Funny, I was just looking for something like this. I specifically wanted a note taking app where I could use my text editor and all its power but see the notes rendered close to real time. Great timing! Will give it a look.
Quiver stores notes in .qvnote, which I wouldn't call open. They have "Quiver Notebooks", where in Notable notebooks are just special tags, which are stored as Markdown front matter.
IMHO Quiver is somewhat weird, they have a concept of "cells", you write Markdown inside a "Markdown Cell", there also a "Text" cell, a "LaTeX" cell etc. IMHO this complicates things unnecessarily. If you only support Markdown you can get rid of the Text cell, the LaTeX cell is also weird, it would be much more portable to just define a LaTeX code block and then at render-time render that into the actual result.
Once you get rid of this "cells" concept you can get rid of .qvnote too and just store notes in Markdown.
Btw I'm comparing Notable against Quiver too in the comparison table [1].
It’s very nice (and kudos for the good UI, I like the tagging) but I’m sticking to a native editor. My resolution for 2019 is to avoid as many Electron apps as possible.
> What exactly is the attachments feature and how does it work? And how are these saved?
You select some files to add to your notes and they get copied to your data directory, a reference to them is also added to the note using Markdown front matter.
> Also, what do you mean by 'no WYSIWYG'? Since you render ir in Github Flavoured MD?
The rendered note is not the editor, the editor let's you actually edit the source.
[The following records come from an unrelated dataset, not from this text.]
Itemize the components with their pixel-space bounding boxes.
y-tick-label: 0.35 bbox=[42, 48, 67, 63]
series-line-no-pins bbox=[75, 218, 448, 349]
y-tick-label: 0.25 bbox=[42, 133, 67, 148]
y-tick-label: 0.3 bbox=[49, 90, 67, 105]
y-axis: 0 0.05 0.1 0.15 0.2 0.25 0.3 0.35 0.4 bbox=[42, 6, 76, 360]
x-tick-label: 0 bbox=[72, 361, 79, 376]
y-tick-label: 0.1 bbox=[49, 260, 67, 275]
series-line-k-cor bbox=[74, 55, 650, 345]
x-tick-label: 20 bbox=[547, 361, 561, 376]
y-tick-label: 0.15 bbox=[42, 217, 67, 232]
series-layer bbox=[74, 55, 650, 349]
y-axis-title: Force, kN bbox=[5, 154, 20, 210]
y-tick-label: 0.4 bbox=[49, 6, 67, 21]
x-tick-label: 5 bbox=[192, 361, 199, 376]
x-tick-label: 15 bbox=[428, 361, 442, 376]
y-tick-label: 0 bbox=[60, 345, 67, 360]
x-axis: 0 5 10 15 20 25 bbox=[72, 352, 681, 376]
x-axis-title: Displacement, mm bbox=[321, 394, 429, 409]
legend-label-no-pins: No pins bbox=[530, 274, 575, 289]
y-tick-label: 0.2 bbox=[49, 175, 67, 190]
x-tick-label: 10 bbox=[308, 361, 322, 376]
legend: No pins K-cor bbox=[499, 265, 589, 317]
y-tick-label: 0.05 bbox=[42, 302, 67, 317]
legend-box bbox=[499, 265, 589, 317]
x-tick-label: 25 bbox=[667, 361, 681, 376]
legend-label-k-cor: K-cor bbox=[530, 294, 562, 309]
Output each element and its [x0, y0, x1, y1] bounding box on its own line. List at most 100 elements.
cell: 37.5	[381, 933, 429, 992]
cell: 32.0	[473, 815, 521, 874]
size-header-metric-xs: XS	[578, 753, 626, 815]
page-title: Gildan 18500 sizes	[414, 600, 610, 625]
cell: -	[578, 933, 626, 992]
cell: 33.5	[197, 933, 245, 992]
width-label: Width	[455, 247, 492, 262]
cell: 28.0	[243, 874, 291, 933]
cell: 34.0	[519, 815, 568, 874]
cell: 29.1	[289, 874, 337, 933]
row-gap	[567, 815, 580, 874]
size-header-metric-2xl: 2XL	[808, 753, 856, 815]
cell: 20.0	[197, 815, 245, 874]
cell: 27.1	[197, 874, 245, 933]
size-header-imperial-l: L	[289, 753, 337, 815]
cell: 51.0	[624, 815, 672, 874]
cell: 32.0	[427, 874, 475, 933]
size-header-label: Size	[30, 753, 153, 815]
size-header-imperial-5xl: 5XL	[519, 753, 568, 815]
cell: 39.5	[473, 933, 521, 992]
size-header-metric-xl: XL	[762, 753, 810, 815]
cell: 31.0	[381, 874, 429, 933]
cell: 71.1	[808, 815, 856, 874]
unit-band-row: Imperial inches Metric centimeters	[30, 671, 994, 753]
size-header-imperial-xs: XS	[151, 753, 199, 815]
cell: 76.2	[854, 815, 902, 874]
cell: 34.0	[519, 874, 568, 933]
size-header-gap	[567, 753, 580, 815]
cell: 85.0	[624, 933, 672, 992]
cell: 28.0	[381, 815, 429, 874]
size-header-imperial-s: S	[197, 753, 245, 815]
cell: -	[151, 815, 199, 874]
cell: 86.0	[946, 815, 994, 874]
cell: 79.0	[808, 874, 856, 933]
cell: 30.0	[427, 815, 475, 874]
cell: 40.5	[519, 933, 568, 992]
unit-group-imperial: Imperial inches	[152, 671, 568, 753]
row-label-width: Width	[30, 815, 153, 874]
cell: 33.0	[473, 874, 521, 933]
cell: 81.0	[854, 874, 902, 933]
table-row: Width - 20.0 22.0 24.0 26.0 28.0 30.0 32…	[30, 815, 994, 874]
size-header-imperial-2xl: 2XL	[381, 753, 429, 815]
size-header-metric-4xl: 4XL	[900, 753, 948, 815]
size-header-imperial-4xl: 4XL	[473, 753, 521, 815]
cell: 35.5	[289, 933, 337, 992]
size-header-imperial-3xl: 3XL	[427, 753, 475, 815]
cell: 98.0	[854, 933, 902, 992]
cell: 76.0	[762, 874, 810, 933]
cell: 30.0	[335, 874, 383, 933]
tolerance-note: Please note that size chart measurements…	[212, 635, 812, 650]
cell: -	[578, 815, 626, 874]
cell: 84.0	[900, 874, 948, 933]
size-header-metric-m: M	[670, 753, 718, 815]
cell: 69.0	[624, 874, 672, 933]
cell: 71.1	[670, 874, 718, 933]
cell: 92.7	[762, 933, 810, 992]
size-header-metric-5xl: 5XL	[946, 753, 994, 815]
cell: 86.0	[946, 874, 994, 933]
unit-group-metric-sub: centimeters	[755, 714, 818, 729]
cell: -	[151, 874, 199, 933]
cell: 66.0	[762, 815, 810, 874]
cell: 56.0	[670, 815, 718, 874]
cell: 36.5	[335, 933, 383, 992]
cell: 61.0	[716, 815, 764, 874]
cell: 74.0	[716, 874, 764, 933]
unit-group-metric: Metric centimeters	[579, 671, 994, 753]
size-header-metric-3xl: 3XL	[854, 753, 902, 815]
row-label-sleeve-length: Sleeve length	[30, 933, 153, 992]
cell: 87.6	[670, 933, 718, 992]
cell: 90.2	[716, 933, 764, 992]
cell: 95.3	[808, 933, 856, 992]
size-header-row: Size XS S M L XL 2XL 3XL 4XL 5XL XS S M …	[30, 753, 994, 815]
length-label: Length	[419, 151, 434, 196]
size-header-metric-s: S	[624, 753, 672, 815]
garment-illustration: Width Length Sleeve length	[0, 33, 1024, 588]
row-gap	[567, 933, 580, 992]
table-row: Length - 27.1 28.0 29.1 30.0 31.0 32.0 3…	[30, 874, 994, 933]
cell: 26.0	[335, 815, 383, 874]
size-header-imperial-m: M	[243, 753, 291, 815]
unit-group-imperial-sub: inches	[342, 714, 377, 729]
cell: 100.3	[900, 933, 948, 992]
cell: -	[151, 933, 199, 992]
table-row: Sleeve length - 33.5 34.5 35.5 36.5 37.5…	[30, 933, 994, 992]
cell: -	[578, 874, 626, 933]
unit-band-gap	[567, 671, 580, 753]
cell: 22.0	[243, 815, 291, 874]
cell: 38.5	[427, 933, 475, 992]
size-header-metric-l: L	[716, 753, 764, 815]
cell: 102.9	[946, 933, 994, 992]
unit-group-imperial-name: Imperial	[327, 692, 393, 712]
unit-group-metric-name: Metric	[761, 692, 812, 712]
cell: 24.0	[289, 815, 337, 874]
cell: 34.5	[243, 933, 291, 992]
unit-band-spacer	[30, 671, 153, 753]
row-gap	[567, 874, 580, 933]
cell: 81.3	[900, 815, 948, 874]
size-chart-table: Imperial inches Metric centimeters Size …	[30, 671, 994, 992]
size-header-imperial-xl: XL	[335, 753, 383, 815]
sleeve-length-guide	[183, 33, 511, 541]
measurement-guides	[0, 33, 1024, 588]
Most other apps instead combine the too and make no distinction between the source and the rendered result, at least as far as the user is concerned.
I'm not sure if they get imported properly, Notable uses enex-dump [1] under the hood for importing .enex files. If it recognizes web clippings as attachments it will import them, otherwise I guess it will ignore them. I had no web clipper in the notes I tested enex-dump with so I'm not sure about this.
I personally have no use for a built-in web clipper, and with an OS-level shortcut I can take a screenshot of any portion of the screen, I'll probably add support for pasting images directly from the clipboard but that's about it probably.
Notion is just under a different philosophy, it tried to provide all features imaginable and kind of locks you into their service. Notable on the other end is just a pretty front-end for your notes directory basically.
Search is debounced and feels pretty quick. With ~1500 notes the first filtering round can take about 15ms on my mid-2014 MBP, subsequent rounds can reach sub-millisecond speeds depending on how many notes are left from the previous rounds.
Currently there's no real index, and a note's content isn't searched, just its title. I will probably add support for searching the content as well, but I think with fuzzy search too many notes will match.
Anyway if you need something fancy you could also open your notes directory with your favorite editor and perform a regex-search there. No other GUI note-taking app that I've tried gives you this amount of freedom.
Same. The part of Markdown applications that sucks is that they use Electron. Markdown is supposed to be lightweight, free, and universal. If I wanted a heavy editor and file format I'd use Word or Google Docs.
Unfortunately there are no mobile apps for Notable, but you could put your notes into Dropbox and edit them using any of the already existing text editors.
1) LaTeX math support (i.e. MathJax). Being able to write inline formulas and using `align`, `table` etc. is a must in certain fields.
2) Notes in custom directory. Currently it seems that all your notes will be stored in your data directory, whereas I'd like to save my notes (and its assets) in a different directory as well (for instance, because I keep all my lecture notes and courseworks in a git repo).